Nearly 20% of music on streaming site is AI generated – that’s bad for music lovers
When Damon Albarn dropped the first Gorillaz album in 2001 it felt like a fresh, brilliant and exciting idea – a cartoon band employing avatars based on the Manga-inspired comic book art of collaborator Jamie Hewlett, he of Tank Girl fame. A virtual pop group for the dawn of the virtual age. But while members 2-D, Murdoc, Noodle and Russel were fictions grooving in saturated colour through animated videos, we knew at least that the music they made was real – because it was Albarn and his flesh and blood musical partners who made it and who on occasions toured with it.
Fast forward a quarter of a century and there is little that is brilliant or exciting about the extent to which generative AI is now throwing one fake act after another into the pop sphere, and in particular the world of streaming. “On the Internet, nobody knows you’re a dog” is a famous meme from the 1990s. We did once know if they were a gorilla, but today the nature of the beast is anybody’s guess. That band on the Spotify playlist, the one you’ve never heard of but which has millions of streams? There could be a reason. They might not be real, the music made by machines.

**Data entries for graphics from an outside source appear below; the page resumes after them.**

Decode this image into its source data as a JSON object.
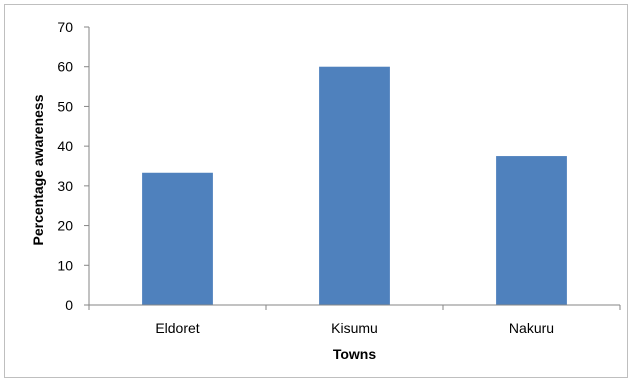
{
  "chart_data": {
    "type": "bar",
    "title": "",
    "categories": [
      "Eldoret",
      "Kisumu",
      "Nakuru"
    ],
    "values": [
      33.3,
      60,
      37.5
    ],
    "xlabel": "Towns",
    "ylabel": "Percentage awareness",
    "ylim": [
      0,
      70
    ],
    "yticks": [
      0,
      10,
      20,
      30,
      40,
      50,
      60,
      70
    ],
    "grid": false,
    "legend": "none",
    "bar_color": "#4F81BD",
    "axis_color": "#868686"
  }
}
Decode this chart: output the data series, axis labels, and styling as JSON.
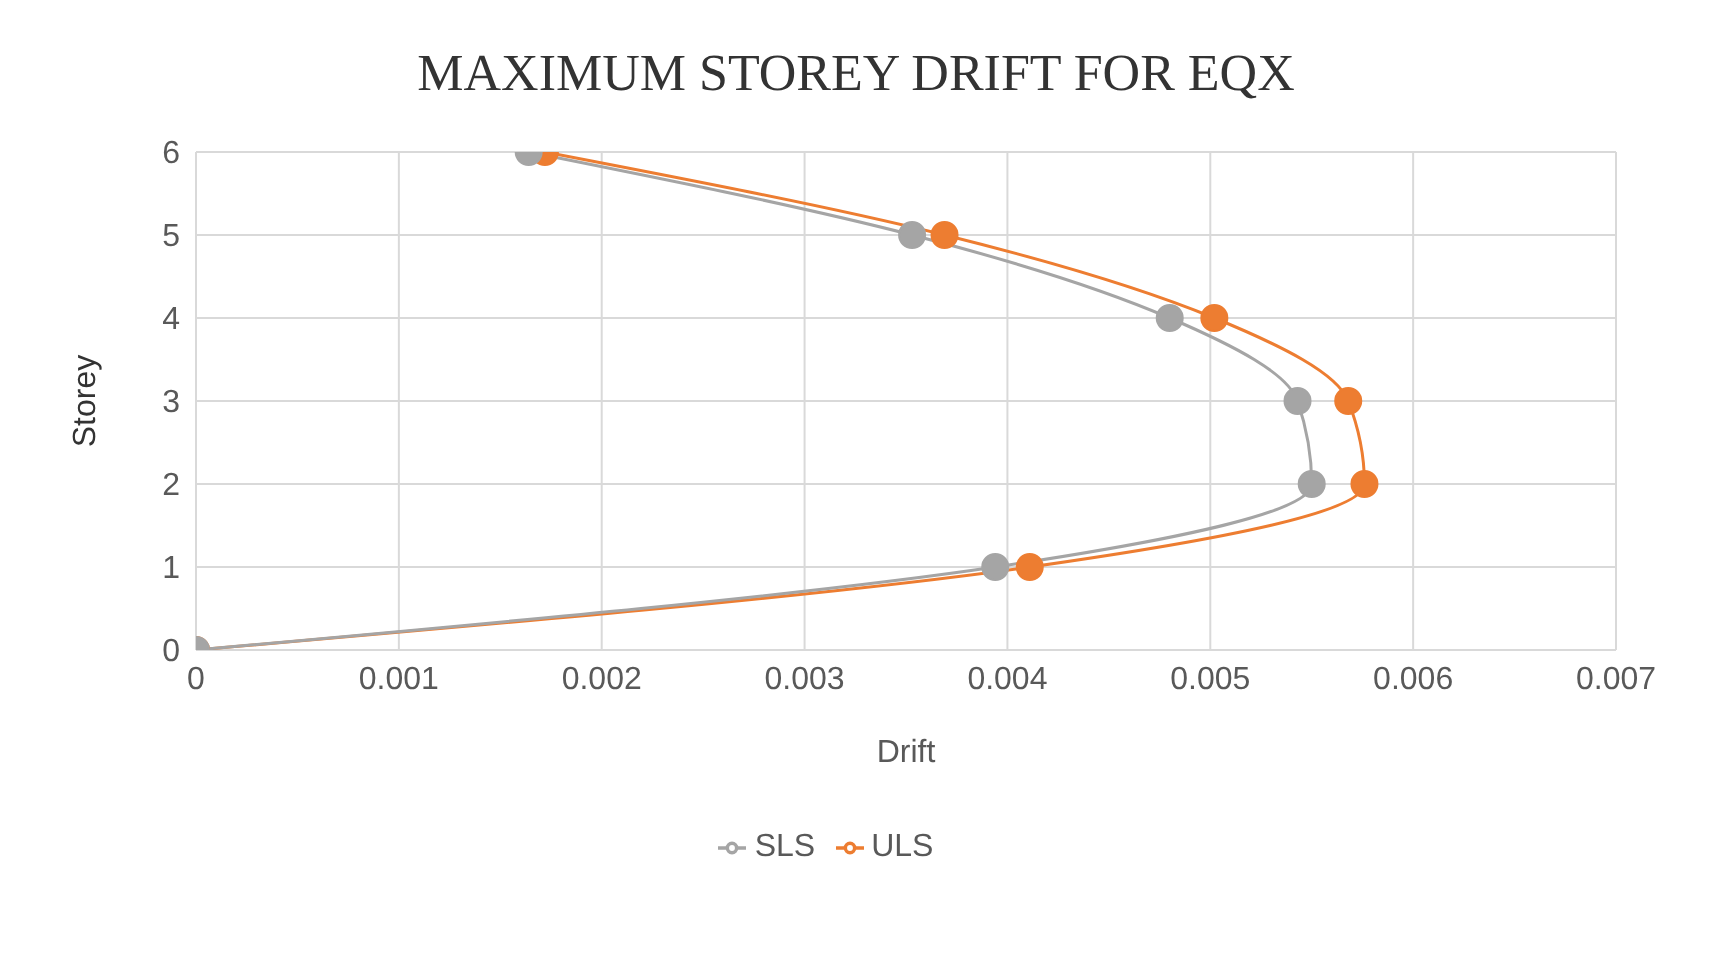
{
  "chart_data": {
    "type": "line",
    "title": "MAXIMUM STOREY DRIFT FOR EQX",
    "xlabel": "Drift",
    "ylabel": "Storey",
    "series": [
      {
        "name": "ULS",
        "color": "#ed7d31",
        "x": [
          0,
          0.00411,
          0.00576,
          0.00568,
          0.00502,
          0.00369,
          0.00172
        ],
        "values": [
          0,
          1,
          2,
          3,
          4,
          5,
          6
        ]
      },
      {
        "name": "SLS",
        "color": "#a5a5a5",
        "x": [
          0,
          0.00394,
          0.0055,
          0.00543,
          0.0048,
          0.00353,
          0.00164
        ],
        "values": [
          0,
          1,
          2,
          3,
          4,
          5,
          6
        ]
      }
    ],
    "xlim": [
      0,
      0.007
    ],
    "xticks": [
      0,
      0.001,
      0.002,
      0.003,
      0.004,
      0.005,
      0.006,
      0.007
    ],
    "ylim": [
      0,
      6
    ],
    "yticks": [
      0,
      1,
      2,
      3,
      4,
      5,
      6
    ],
    "grid": true,
    "legend": "bottom",
    "marker": "circle",
    "line_style": "solid"
  }
}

Enter The Velvet Sundown, a mysterious, new, all-male four-piece peddling blameless acoustic balladry and racking up large numbers of plays. Dust In The Wind, a track from debut album Floating On Echoes, released last month, has over a million on Spotify and at the time of writing the group enjoyed 1.1 million monthly listeners. But are they real? Many think not. The band members are named but there are no associated social media accounts. They’ve never given an interview. They’ve never played live. As far as anyone can tell.